Dollar-for-dollar, however, keep in mind that the RTX 2080's $700 partner-card suggested price and the Founders Edition's $800 price tag make the $699-and-up GeForce GTX 1080 Ti a better point of comparison for Turing's middle child. The GeForce GTX 2080 Ti Founders Edition matches the Titan Xp almost dollar-for-dollar. We don't have a Titan Xp or Titan V handy to test our RTX 2080 Ti against our back-of-the napkin math for those cards, but our theoretical measures of peak graphics performance put the RTX 2080 a lot closer to the GTX 1080 Ti than not.

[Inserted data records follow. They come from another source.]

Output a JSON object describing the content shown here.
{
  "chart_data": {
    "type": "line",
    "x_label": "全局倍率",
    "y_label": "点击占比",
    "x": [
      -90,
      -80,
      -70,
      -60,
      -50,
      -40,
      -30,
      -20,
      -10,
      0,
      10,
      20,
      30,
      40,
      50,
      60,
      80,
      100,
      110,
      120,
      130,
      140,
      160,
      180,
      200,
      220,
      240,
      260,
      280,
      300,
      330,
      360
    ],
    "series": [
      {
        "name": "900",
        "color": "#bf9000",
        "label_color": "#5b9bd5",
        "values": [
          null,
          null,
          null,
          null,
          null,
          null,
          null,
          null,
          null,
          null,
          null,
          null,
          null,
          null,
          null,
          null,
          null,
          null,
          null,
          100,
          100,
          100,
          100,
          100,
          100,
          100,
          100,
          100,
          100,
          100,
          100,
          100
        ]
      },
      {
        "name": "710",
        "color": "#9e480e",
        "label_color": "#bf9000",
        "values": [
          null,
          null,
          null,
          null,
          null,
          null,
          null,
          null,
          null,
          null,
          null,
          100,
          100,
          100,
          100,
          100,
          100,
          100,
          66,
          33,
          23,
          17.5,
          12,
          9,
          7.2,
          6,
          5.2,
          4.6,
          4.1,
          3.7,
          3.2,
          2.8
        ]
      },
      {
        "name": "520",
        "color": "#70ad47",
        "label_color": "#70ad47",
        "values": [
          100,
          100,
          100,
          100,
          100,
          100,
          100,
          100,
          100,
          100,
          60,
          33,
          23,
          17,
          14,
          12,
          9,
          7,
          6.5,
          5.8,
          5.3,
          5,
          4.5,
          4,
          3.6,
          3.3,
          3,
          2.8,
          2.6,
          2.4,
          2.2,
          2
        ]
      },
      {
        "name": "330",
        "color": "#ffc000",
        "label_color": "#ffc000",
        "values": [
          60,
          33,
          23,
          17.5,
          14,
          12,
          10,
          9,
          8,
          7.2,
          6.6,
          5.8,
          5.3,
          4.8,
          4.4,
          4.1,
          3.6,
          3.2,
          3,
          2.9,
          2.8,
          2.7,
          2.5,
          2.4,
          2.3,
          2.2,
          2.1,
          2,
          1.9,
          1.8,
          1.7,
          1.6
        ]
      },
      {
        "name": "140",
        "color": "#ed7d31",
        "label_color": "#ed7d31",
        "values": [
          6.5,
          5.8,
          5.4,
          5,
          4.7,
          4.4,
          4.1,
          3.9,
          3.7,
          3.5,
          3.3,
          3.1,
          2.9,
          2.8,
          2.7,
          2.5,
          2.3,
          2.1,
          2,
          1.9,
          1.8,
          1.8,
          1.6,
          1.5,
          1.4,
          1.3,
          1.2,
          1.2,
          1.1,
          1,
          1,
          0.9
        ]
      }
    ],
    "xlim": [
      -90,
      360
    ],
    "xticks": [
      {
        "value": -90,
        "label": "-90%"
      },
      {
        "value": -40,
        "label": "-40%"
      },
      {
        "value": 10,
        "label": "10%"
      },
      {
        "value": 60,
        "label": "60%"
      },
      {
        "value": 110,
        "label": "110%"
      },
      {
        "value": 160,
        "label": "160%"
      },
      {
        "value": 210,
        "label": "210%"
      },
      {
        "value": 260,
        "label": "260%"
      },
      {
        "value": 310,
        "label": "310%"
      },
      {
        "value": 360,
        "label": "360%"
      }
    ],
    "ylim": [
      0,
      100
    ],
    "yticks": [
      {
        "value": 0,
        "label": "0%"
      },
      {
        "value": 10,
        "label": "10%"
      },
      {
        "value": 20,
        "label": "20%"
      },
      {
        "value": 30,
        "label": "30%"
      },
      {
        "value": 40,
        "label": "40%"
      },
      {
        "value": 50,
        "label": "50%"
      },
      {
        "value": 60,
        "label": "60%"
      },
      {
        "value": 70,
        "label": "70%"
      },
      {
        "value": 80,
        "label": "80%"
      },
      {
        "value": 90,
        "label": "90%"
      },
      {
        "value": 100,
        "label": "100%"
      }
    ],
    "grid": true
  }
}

On a price-to-performance basis, then, the improvements in Turing for traditional rasterization workloads could be more modest than Nvidia's claims suggest.

On top of the naming confusion, the two suggested-price tiers for Turing cards—a cheaper one for partner cards and a more expensive one for Nvidia's Founders Editions—seem guaranteed to cause double-takes. I expect that at least in the early days of Turing, there's no reason Nvidia board partners will want to leave a single dollar on the table with those separate, lower prices when Founders Edition cards are commanding more money for what is essentially the same product once the rubber hits the road. In the real world, the Founders Edition suggested price is the de facto suggested price, and retailer listings are already bearing that fact out.